Bosworth was banned from playing in the Orange Bowl his junior season after testing positive for steroids. While standing on the sideline during the 1987 Orange Bowl game, he removed his shirt to reveal a t-shirt containing the wording, "NCAA: National Communists against Athletes." Switzer later dismissed Bosworth from the team, and he entered the 1987 NFL Supplemental Draft, where he was selected as the No. 1 overall pick.
The fact that Keith Jackson was named to the AP All-Time All-America Team speaks to his overall talent and performance while playing the tight-end position in run-oriented Oklahoma Wishbone offenses. Like Bosworth, Jackson played on OU's 1985 national championship team. The Sooner tight end had 62 total receptions in four seasons at Oklahoma (1984-87) for 1,470 yards and 14 touchdowns. The Sooners were a combined 42-5-1 in Jackson's four seasons, during which he was twice named a unanimous All-American.

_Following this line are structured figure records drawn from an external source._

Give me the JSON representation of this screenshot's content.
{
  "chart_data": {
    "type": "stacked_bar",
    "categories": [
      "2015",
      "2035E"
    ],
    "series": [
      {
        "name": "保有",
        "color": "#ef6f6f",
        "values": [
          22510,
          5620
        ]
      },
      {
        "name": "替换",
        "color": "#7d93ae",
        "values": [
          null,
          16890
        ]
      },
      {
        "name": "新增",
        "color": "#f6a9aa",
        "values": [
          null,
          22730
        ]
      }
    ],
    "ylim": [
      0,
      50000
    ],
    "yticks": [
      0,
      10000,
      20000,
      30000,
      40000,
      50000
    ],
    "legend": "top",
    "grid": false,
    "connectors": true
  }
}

Jackson was a first-round selection of the Philadelphia Eagles in the 1988 NFL Draft and went on to play nine seasons in the NFL for three different teams (Philadelphia, Miami and Green Bay). He was a four-time NFL All-Pro selection.
Lee Roy Selmon was a unanimous first-team All-American in 1975 and was a second-team selection in 1974. He played on Oklahoma's 1974 and 1975 national championship teams as a defensive lineman and was awarded both the Outland Trophy and the Lombardi Award in 1975 for being the best at his position in college football. Many consider the Oklahoma native to be the greatest defensive player in OU history.
Selmon had 335 tackles in four seasons at Oklahoma, third all-time among Sooner defensive linemen and 12th all-time in program history. He was the No. 1 overall player taken in the 1976 NFL Draft, taken by the Tampa Bay Buccaneers, where he played for nine seasons, earning three NFL All-Pro selections, as well as NFL Defensive Player of the Year in 1979. Selmon is one of just two Oklahoma players to be named to both the College Football Hall of Fame and the NFL Hall of Fame (Tommy McDonald is the other).
To qualify for consideration and selection to the AP All-Time All-America Team, a player was required to have made first-team AP All-American at least once. The Sooners certainly had a number of those, but they also had 14 former players, including Bosworth and Jackson, who achieved two-time AP All-American status. The others were running backs Tommy McDonald, Greg Pruitt and Billy Sims, lineman Jim Weatherall, linebackers Rod Shoate, George Cumby, Rocky Calmus and Teddy Lehman, offensive guard Mark Hutson and Duke Robinson, and defensive tackles Tony Casillas and Tommie Harris.
In 10 decades since the first AP All-America Team in 1925, Oklahoma has had the most AP All-Americans in four of them: 1950s (11), 1970s (19), 1980s (13) and 2000s (16). Since 2010, however, Alabama has dominated the AP All-America selections with 37 over the past 15 years. That is the most selections in back-to-back decades in AP All-America Team history.